Knowledge sharing doesn’t just transfer skills. It builds invisible bridges.
Joy of creating tools and how to pages in the company
Being in a remote location, where 99% of the colleagues are residing in different country meant much of the learning had to happen using resources online.
Where I learned so much and am continuing to learn were the internal wiki pages that were freely created for knowledge transfers and management. After a while I had a list of people I admired deeply whom I have never met in the company and have 0 work relations but just for the content they put out on that internal platform.
I even started following a few, searching for the recent updates they made in random pages and learned so much over time.
Eventually, I started contributing too.
- A one-pager when I couldn’t find a simple “how-to”
- Notes on tricky customer escalations and the tools I used
- Little blogs about problems solved
A pattern had set in.
Being technical point of escalation for customers meant I had abundant opportunities to deal with rather complicated issue of a specific customer.

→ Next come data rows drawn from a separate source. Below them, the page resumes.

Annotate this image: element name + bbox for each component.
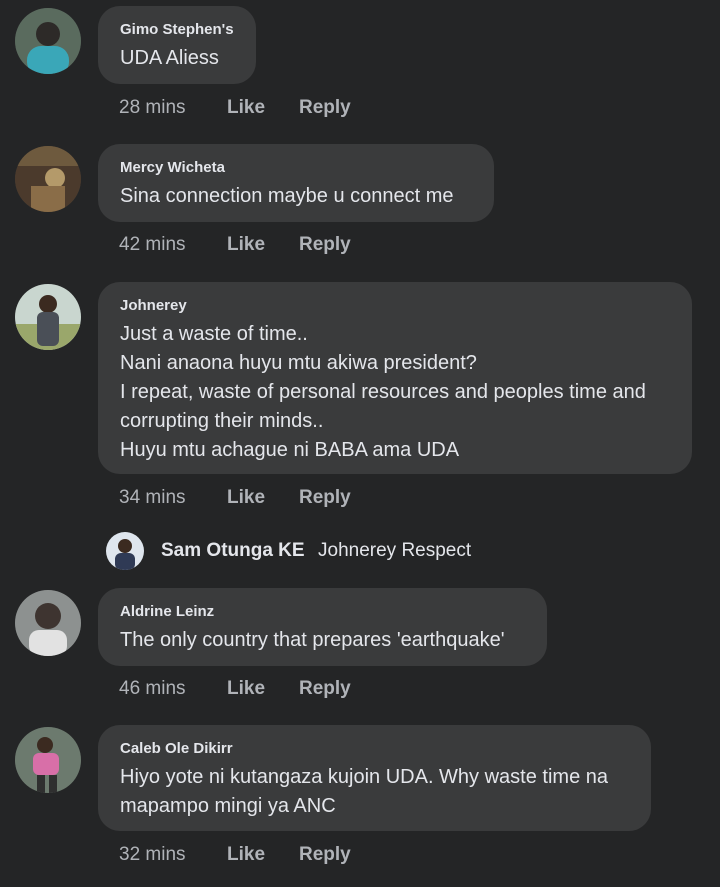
comment-text-line: mapampo mingi ya ANC (120, 795, 336, 817)
comment-bubble: Gimo Stephen's UDA Aliess (98, 6, 256, 84)
comment-bubble: Caleb Ole Dikirr Hiyo yote ni kutangaza … (98, 725, 651, 831)
like-button[interactable]: Like (227, 487, 265, 509)
reply-author[interactable]: Sam Otunga KE (161, 540, 305, 562)
comment-text-line: Nani anaona huyu mtu akiwa president? (120, 352, 477, 374)
avatar[interactable] (15, 146, 81, 212)
comment-author[interactable]: Mercy Wicheta (120, 158, 472, 178)
comment-text-line: UDA Aliess (120, 47, 219, 69)
comment-text-line: I repeat, waste of personal resources an… (120, 381, 646, 403)
comment-time[interactable]: 46 mins (119, 678, 186, 700)
avatar[interactable] (15, 8, 81, 74)
comment-text-line: Hiyo yote ni kutangaza kujoin UDA. Why w… (120, 766, 608, 788)
comment-time[interactable]: 28 mins (119, 97, 186, 119)
comment-time[interactable]: 34 mins (119, 487, 186, 509)
like-button[interactable]: Like (227, 844, 265, 866)
comment-author[interactable]: Aldrine Leinz (120, 602, 525, 622)
comment-author[interactable]: Gimo Stephen's (120, 20, 234, 40)
comment-text-line: Just a waste of time.. (120, 323, 308, 345)
reply-button[interactable]: Reply (299, 97, 351, 119)
reply-button[interactable]: Reply (299, 487, 351, 509)
comment-time[interactable]: 32 mins (119, 844, 186, 866)
comment-text-line: Sina connection maybe u connect me (120, 185, 454, 207)
comment-author[interactable]: Johnerey (120, 296, 670, 316)
like-button[interactable]: Like (227, 97, 265, 119)
comment-bubble: Mercy Wicheta Sina connection maybe u co… (98, 144, 494, 222)
comment-bubble: Johnerey Just a waste of time.. Nani ana… (98, 282, 692, 474)
like-button[interactable]: Like (227, 234, 265, 256)
reply-button[interactable]: Reply (299, 844, 351, 866)
avatar[interactable] (15, 727, 81, 793)
comment-bubble: Aldrine Leinz The only country that prep… (98, 588, 547, 666)
comment-time[interactable]: 42 mins (119, 234, 186, 256)
reply-button[interactable]: Reply (299, 234, 351, 256)
like-button[interactable]: Like (227, 678, 265, 700)
avatar[interactable] (15, 284, 81, 350)
comment-author[interactable]: Caleb Ole Dikirr (120, 739, 629, 759)
comment-text-line: Huyu mtu achague ni BABA ama UDA (120, 439, 460, 461)
comment-text-line: The only country that prepares 'earthqua… (120, 629, 505, 651)
avatar[interactable] (106, 532, 144, 570)
reply-button[interactable]: Reply (299, 678, 351, 700)
avatar[interactable] (15, 590, 81, 656)
reply-text: Johnerey Respect (318, 540, 472, 561)
comment-text-line: corrupting their minds.. (120, 410, 324, 432)
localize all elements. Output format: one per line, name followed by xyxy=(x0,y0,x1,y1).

I would either blog about the issue or create/ list the tools that helped me work with the issue.
Then continue to put it out there.
Nobody asked me to do it. It was just…fun.
And I found the joy strangely familiar, reminded me how much fun it was I first started teaching English to Korean students in Shanghai, which led to creating a series of youtube videos on how to learn foreign languages.
24yr old, 5 langugage polyglot tips
Now work has become a new platform for me to indulge in the same joy of learning and creating content.
The most surprising part?
The pages I put out started connecting me with colleagues worldwide—people I’d never otherwise cross paths with—leading to more collaboration and more interesting work together.
🌍 Knowledge sharing doesn’t just transfer skills. It builds invisible bridges.